The Script are like this all the time, highly passionate, sincere and poetically articulate, with a tendency to talk over each other in their eagerness to express themselves. The journey to their new album has been a strange one, with many twists and turns. Danny and Mark met in their early teens in Dublin, and had a long struggle for musical recognition, albeit picking up early admirers for their prodigious songwriting talent in U2.
They somehow wound up in the US, working as songwriters and producers with such R’n’B heroes as Dallas Austin, Teddy Riley and The Neptunes. A chance encounter with Glen focussed their ideas on making their own music, and the trio was formed. But in the midst of recording their debut album in Dublin, both Mark’s mother and Danny’s father passed away, inspiring bittersweet live favourite ‘The End Where I Begin’. A meteoric rise through the world’s charts followed but, even at the moment of their greatest triumph, they found themselves having to keep their pride in check, as their native Ireland sank into a devastating economic crisis, amongst the hardest hit of European nations following the credit crunch.

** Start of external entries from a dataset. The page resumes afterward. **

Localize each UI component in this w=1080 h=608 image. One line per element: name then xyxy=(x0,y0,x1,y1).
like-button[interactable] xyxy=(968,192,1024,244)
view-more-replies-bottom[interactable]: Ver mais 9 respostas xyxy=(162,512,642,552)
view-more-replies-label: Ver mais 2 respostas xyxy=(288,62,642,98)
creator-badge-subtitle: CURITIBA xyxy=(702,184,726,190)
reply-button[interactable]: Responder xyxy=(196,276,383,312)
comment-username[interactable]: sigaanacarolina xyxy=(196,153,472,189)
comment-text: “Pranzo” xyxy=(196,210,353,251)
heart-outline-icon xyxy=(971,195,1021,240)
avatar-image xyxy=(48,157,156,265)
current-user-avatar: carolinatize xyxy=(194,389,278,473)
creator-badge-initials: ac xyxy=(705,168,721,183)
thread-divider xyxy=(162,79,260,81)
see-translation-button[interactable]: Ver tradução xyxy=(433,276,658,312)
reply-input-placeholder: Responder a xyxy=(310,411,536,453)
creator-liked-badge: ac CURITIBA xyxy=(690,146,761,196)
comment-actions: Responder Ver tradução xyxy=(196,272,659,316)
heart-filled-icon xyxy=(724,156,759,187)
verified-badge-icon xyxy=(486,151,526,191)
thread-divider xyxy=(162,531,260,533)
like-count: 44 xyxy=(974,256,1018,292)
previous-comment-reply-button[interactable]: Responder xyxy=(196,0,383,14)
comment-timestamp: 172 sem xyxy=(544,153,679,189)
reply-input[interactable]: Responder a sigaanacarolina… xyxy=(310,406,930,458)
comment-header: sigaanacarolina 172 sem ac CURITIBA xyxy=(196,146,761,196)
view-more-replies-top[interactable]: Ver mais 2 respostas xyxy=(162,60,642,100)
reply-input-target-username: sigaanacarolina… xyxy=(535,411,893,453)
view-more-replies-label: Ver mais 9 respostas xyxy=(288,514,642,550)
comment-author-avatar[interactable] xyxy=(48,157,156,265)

They still pronounce themselves incredulous that Paul McCartney personally asked The Script to support him at a series of American stadium shows. “That was pretty mad, that he loved our songs, he knew them, came and watched us while we were playing on stage,” says Mark. “He said the reason he picked us was our message is very humble and honest. We're not preaching, we invite people into our world, and our experiences, and to relate to us. He felt like we were dealing with important stuff.”
Get ready for the return of The Script. There are going to be more twists in this tale before it is done.